Все поединки Хельги выиграл и никого не убил, а только слегка ранил до крови, чтобы его победа была признана и можно было потребовать виру.
Лишь один раз он изувечил своего противника.
25
Дело было так:
Однажды навстречу Хельги попался человек высокого роста. Он назвал себя Сорле Сильным. И действительно, видно было, что справиться с ним трудно.
– Слушай, малец, дай-ка мне денег! – велел он.
Хельги ему вежливо ответил:
– Неразумно давать взаймы незнакомому человеку.
– Боишься, что я не верну тебе долг? А мне какой-то болтун говорил, что ты ничего не боишься! – удивился Сорле.
– Будь по-твоему, – сказал Хельги и дал денег.
Вскоре после того Хельги увиделся с конунгом и рассказал ему об этом случае. Конунг сказал:
– Не повезло тебе. Это очень плохой человек – известный разбойник. Не связывайся с ним. Лучше я подарю тебе столько, сколько ты дал ему.
– Плохи же тогда мы, ваши дружинники, если позволяем отнимать у себя свое добро, – ответил юноша.
Вскоре после этого он встретил Сорле и потребовал уплаты долга. Но тот сказал, что еще никому не возвращал взятые деньги.
Хельги грустно вздохнул и сказал:
– Либо ты вернешь мне долг, либо через три ночи мне придется биться с тобой на поединке. Ты сам меня к этому вынуждаешь.
Сорле рассмеялся и сказал:
– Никто еще не решался вызывать меня на поединок. Слишком многие поплатились своей шкурой!
На этом они расстались.
Когда Хельги рассказал Эндоту о том, что произошло между ним и Сорле Сильным, наставник сказал:
– Плохо дело. Тебя угораздило связаться с колдуном, который может сделать тупым любое оружие… Мы вот как поступим. Я дам тебе меч. Сражайся им, а этому человеку покажи тот меч, с которым ты явишься на поединок.
Когда соперники встретились и встали друг против друга на подножники, Сорле спросил, что у Хельги за меч. Хельги показал ему свой меч и взмахнул им, а меч, который ему дал Эндот, спрятал у себя в рукаве, обвязав его рукоятку ремнем.
– Не спасет тебя твой меч, – сказал Сорле, посмотрев на меч Хельги.
И он свирепо рубанул своим мечом. Хельги едва успел от него уклониться и тотчас нанес ответный удар мечом Эндота. Но берсерк стоял, не защищаясь. Он ведь думал, что у Хельги тот самый меч, который тот ему показал раньше. И Хельги отсек у Сорле правую руку.

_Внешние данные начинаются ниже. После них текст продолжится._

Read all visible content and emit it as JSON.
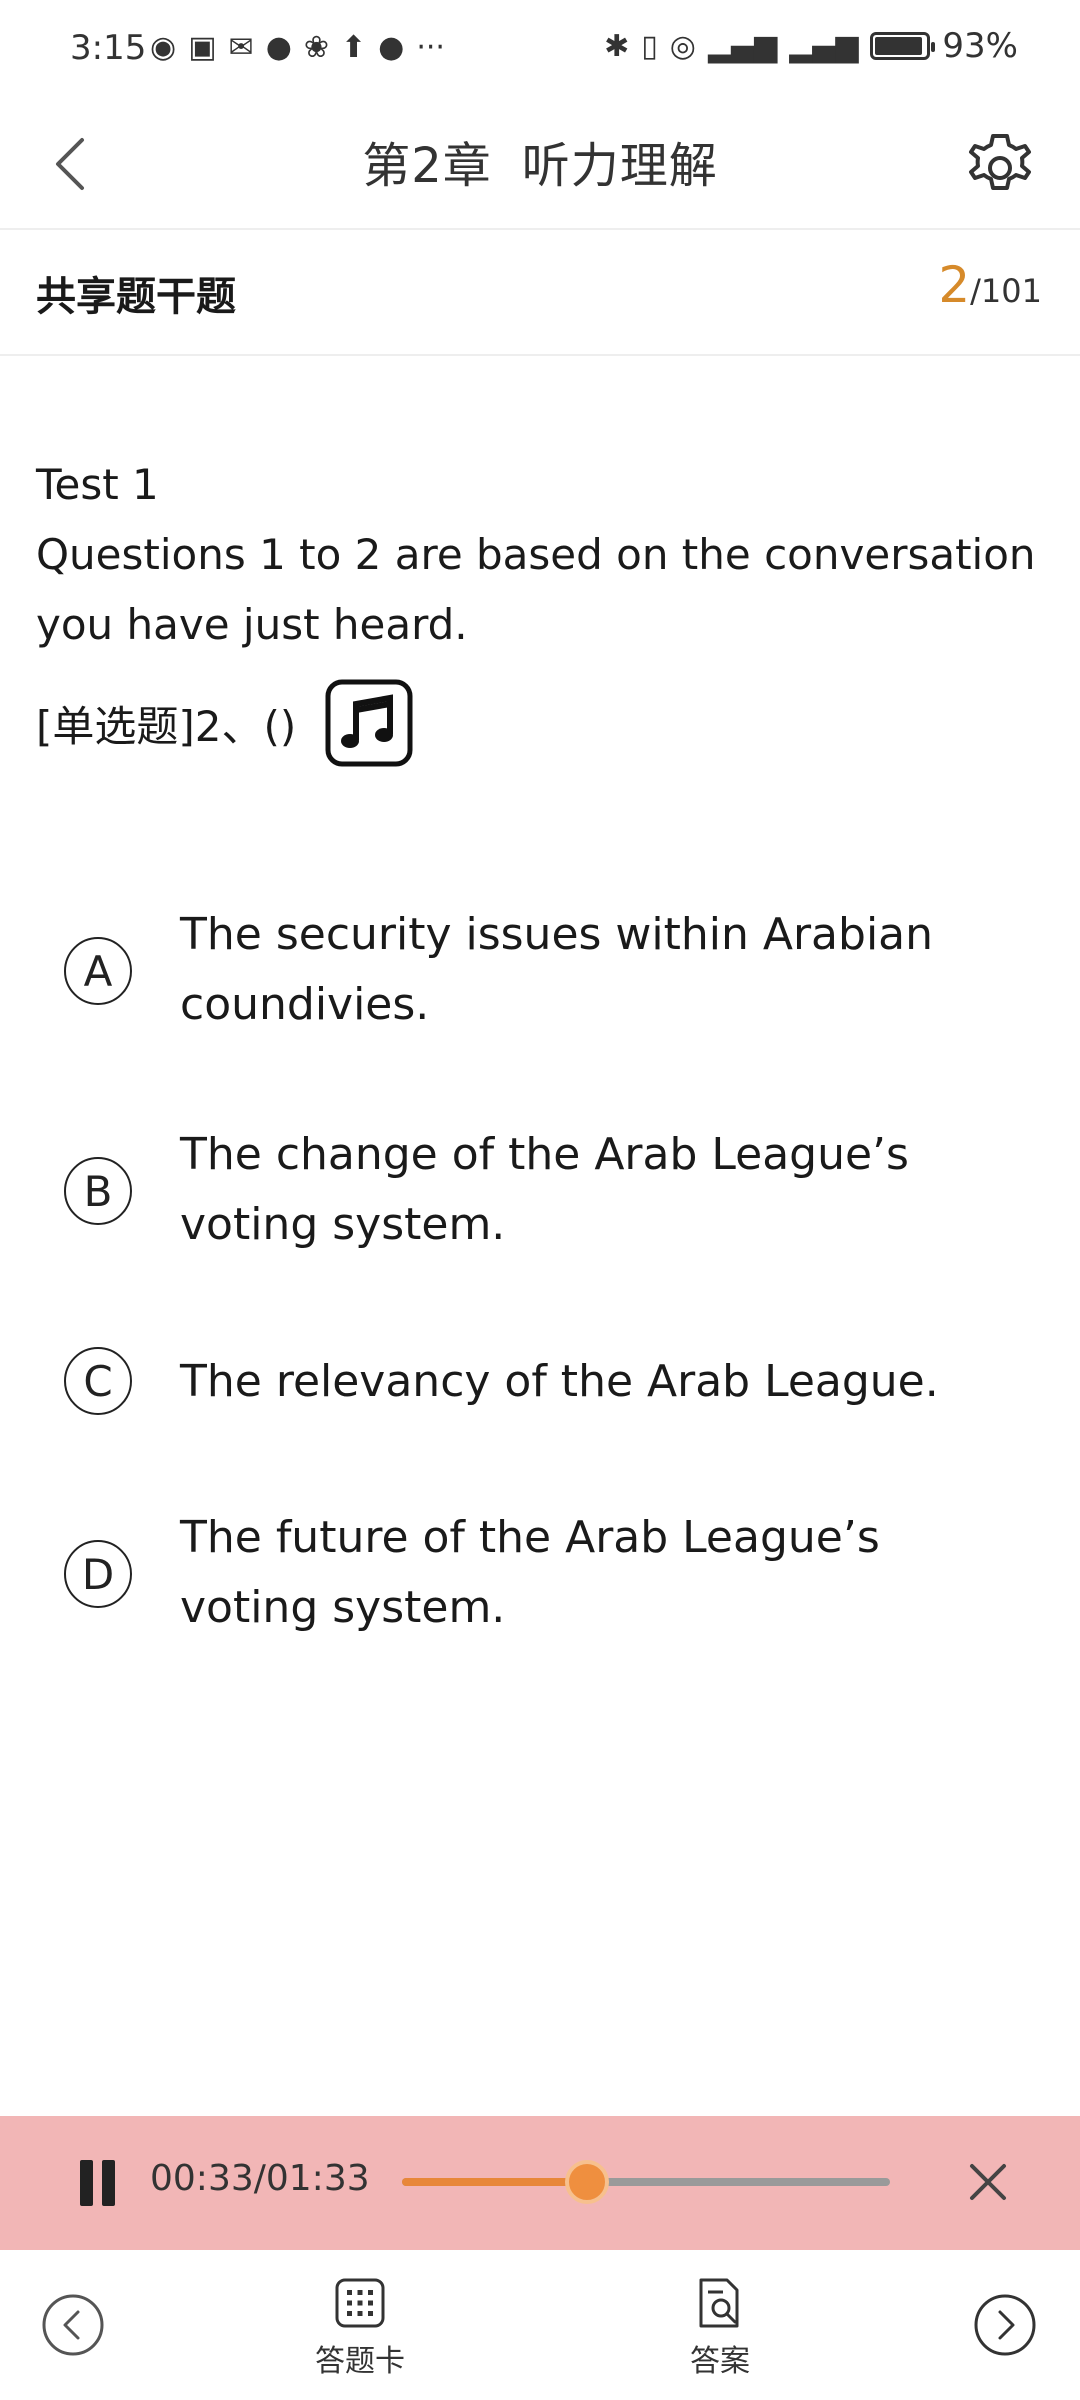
{
  "status_bar": {
    "time": "3:15",
    "more": "···",
    "battery_percent": "93%",
    "battery_level": 0.93
  },
  "header": {
    "chapter": "第2章",
    "title": "听力理解"
  },
  "section": {
    "title": "共享题干题",
    "current": "2",
    "total": "/101"
  },
  "question": {
    "test_label": "Test 1",
    "stem": "Questions 1 to 2 are based on the conversation you have just heard.",
    "type_label": "[单选题]2、()"
  },
  "options": [
    {
      "letter": "A",
      "text": "The security issues within Arabian coundivies."
    },
    {
      "letter": "B",
      "text": "The change of the Arab League’s voting system."
    },
    {
      "letter": "C",
      "text": "The relevancy of the Arab League."
    },
    {
      "letter": "D",
      "text": "The future of the Arab League’s voting system."
    }
  ],
  "player": {
    "time": "00:33/01:33",
    "progress_fraction": 0.3785
  },
  "bottom_nav": {
    "answer_card": "答题卡",
    "answer": "答案"
  },
  "colors": {
    "accent": "#d68a2a",
    "player_bg": "#f2b6b6",
    "progress": "#e8873a"
  }
}
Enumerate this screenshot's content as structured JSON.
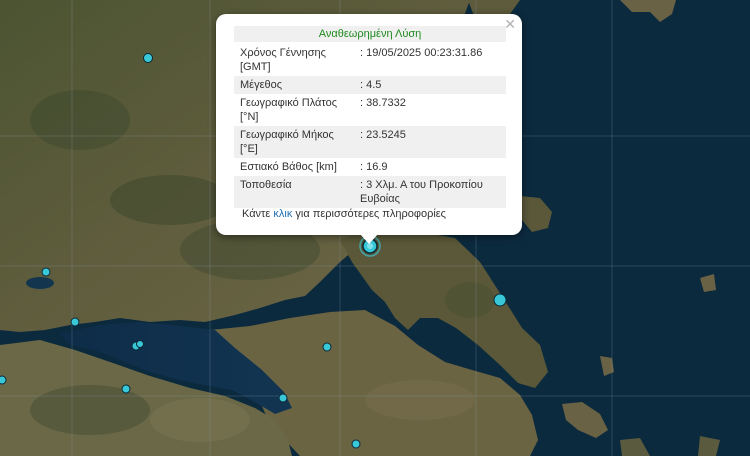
{
  "popup": {
    "title": "Αναθεωρημένη Λύση",
    "close_icon": "close-icon",
    "rows": [
      {
        "label": "Χρόνος Γέννησης [GMT]",
        "value": ": 19/05/2025 00:23:31.86"
      },
      {
        "label": "Μέγεθος",
        "value": ": 4.5"
      },
      {
        "label": "Γεωγραφικό Πλάτος [°N]",
        "value": ": 38.7332"
      },
      {
        "label": "Γεωγραφικό Μήκος [°E]",
        "value": ": 23.5245"
      },
      {
        "label": "Εστιακό Βάθος [km]",
        "value": ": 16.9"
      },
      {
        "label": "Τοποθεσία",
        "value": ": 3 Χλμ. Α του Προκοπίου Ευβοίας"
      }
    ],
    "more_prefix": "Κάντε ",
    "more_link": "κλικ",
    "more_suffix": " για περισσότερες πληροφορίες"
  },
  "colors": {
    "sea": "#0c2a3e",
    "land_dark": "#3a4a2c",
    "land_mid": "#5a5e3c",
    "land_light": "#7c7350",
    "quake_marker": "#39c8d8",
    "popup_title": "#1f8a1f",
    "link": "#1f6fb2"
  }
}
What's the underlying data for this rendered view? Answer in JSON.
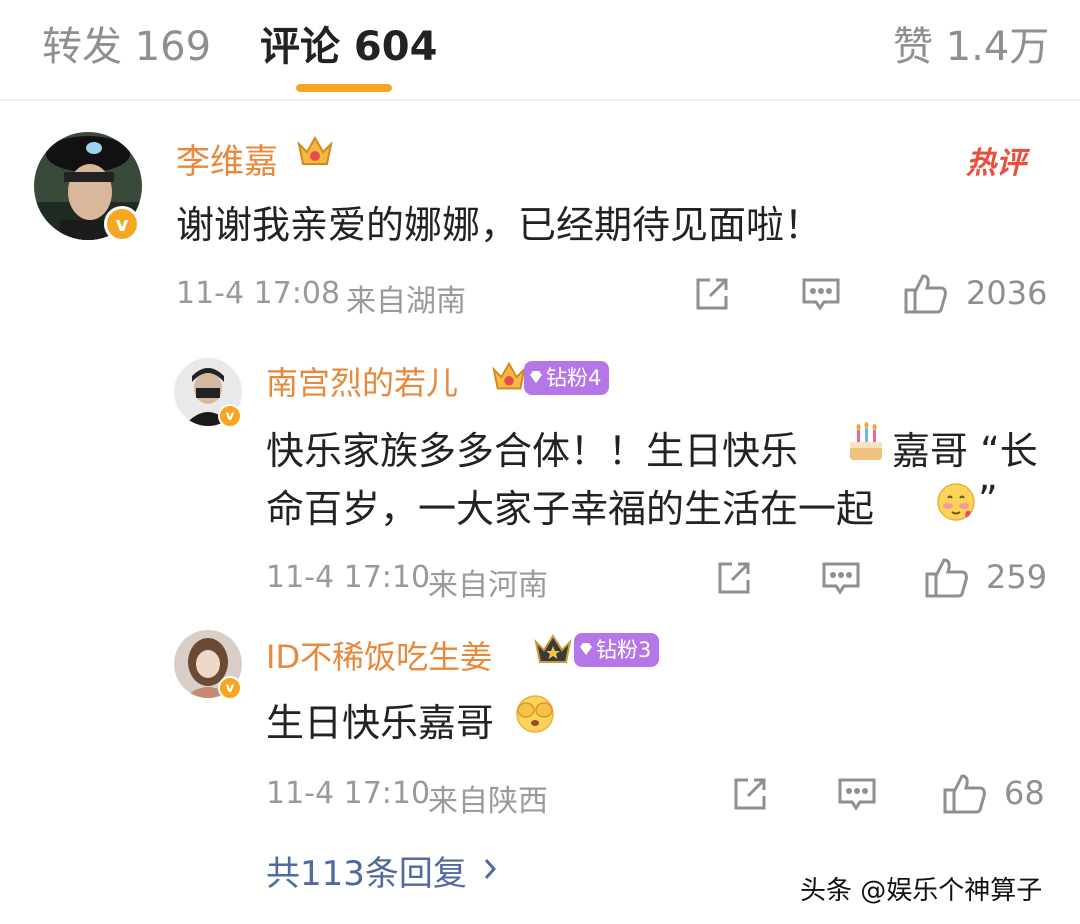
{
  "tabs": [
    {
      "label": "转发 169"
    },
    {
      "label": "评论 604"
    },
    {
      "label": "赞 1.4万"
    }
  ],
  "comment": {
    "username": "李维嘉",
    "text": "谢谢我亲爱的娜娜，已经期待见面啦！",
    "hot_label": "热评",
    "time": "11-4 17:08",
    "location": "来自湖南",
    "likes": "2036"
  },
  "replies": [
    {
      "username": "南宫烈的若儿",
      "fan_badge": "钻粉4",
      "text_line1": "快乐家族多多合体！！生日快乐",
      "text_line1b": "嘉哥 “长",
      "text_line2": "命百岁，一大家子幸福的生活在一起",
      "text_line2b": "”",
      "time": "11-4 17:10",
      "location": "来自河南",
      "likes": "259"
    },
    {
      "username": "ID不稀饭吃生姜",
      "fan_badge": "钻粉3",
      "text": "生日快乐嘉哥",
      "time": "11-4 17:10",
      "location": "来自陕西",
      "likes": "68"
    }
  ],
  "more_replies": "共113条回复",
  "watermark": "头条 @娱乐个神算子",
  "colors": {
    "accent": "#f5a623",
    "username": "#e8883a",
    "hot": "#ea4f3e",
    "link": "#4f6aa1",
    "fan_badge": "#b577e8"
  }
}
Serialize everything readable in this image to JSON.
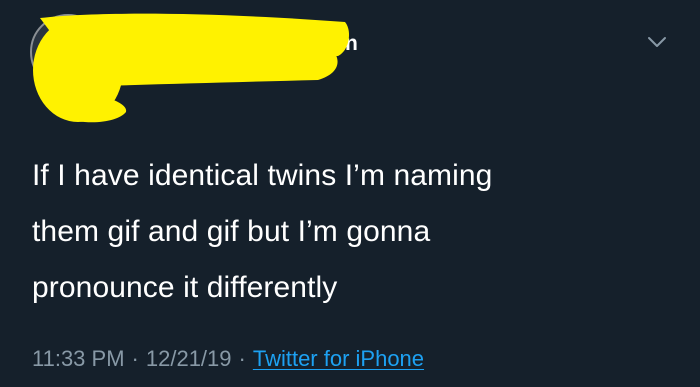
{
  "header": {
    "name_fragment": "n"
  },
  "tweet": {
    "lines": [
      "If I have identical twins I’m naming",
      "them gif and gif but I’m gonna",
      "pronounce it differently"
    ]
  },
  "meta": {
    "time": "11:33 PM",
    "separator": "·",
    "date": "12/21/19",
    "source": "Twitter for iPhone"
  },
  "icons": {
    "caret": "chevron-down-icon"
  },
  "colors": {
    "background": "#15202b",
    "text": "#ffffff",
    "secondary_text": "#8899a6",
    "link": "#1da1f2",
    "redaction": "#fff200"
  }
}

Рука упала на подножник и вместе с ней меч, который она держала. Сорле с удивлением их разглядывал. А Хельги сказал:
– Смотри или не смотри – руки у тебя больше нет. Колдовство и обман нынче дорого стоят.
От виры Хельги отказался и долг берсерку простил, объявив, что тот с ним вполне рассчитался.
Тут нужно заметить, что о похожем происшествии рассказывается в саге о Гуннлауге Змеином Языке. Но, правду сказать, Гуннлауг был исландцем, а в во времена юности Хельги этот остров еще не открыли, и никто из северных людей не знал о его существовании.
26
Хельги перестали вызывать на поединки после того, как он встретился…
………………………………………………………………………………………..
/Далее текст обрывается – Прим. переводчика/
27
Когда Хельги исполнилось шестнадцать зим, конунг Эйвинд сказал ему:
– Хватит тебе биться на поединках и без толку рисковать своей жизнью. Я дам тебе корабль. Плавай на нем вдоль наших берегов и защищай их от разбойников. Так ты сможешь показать себя с пользой для дела.
Сульки и Соти, сыновья конунга, хотели отправиться вместе с Хельги. Но конунг им отказал, сказав, что для них он найдет другое занятие.
Хельги хотел, чтобы с ним плавал его наставник Эндот. Но Эйвинд с каким-то поручением отправил Эндота в Агдир, откуда тот был родом, а в наставники Хельги определил Рафна.
Все люди, которых конунг дал Хельги вместе с кораблем, были из взрослой дружины. И только Вестейну и Кари удалось уговорить конунга отпустить их вместе с их другом. Рассказывают, что они дождались момента, когда Эйвинд был в хорошем настроении, и Вестейн воскликнул:
– Пожалей нас, конунг! Мы умрем от голода, если ты не позволишь нам плавать с Хельги!
– Почему от голода умрете? – удивился Эйвинд.
– Потому что мы нигде не найдем лучшего сотрапезника, – тихо и жалостливо ответил ему Кари.
Судя по всему, конунгу острота понравилась. Рот его сильно скривился в улыбке, а просителям было даровано разрешение.
Отправляя Хельги в первое плавание, Эйвинд конунг сказал ему:
– Пусть с тобой будет твоя удача.
– Только в том случае, – ответил Хельги, – если со мной будет и ваша удача, конунг.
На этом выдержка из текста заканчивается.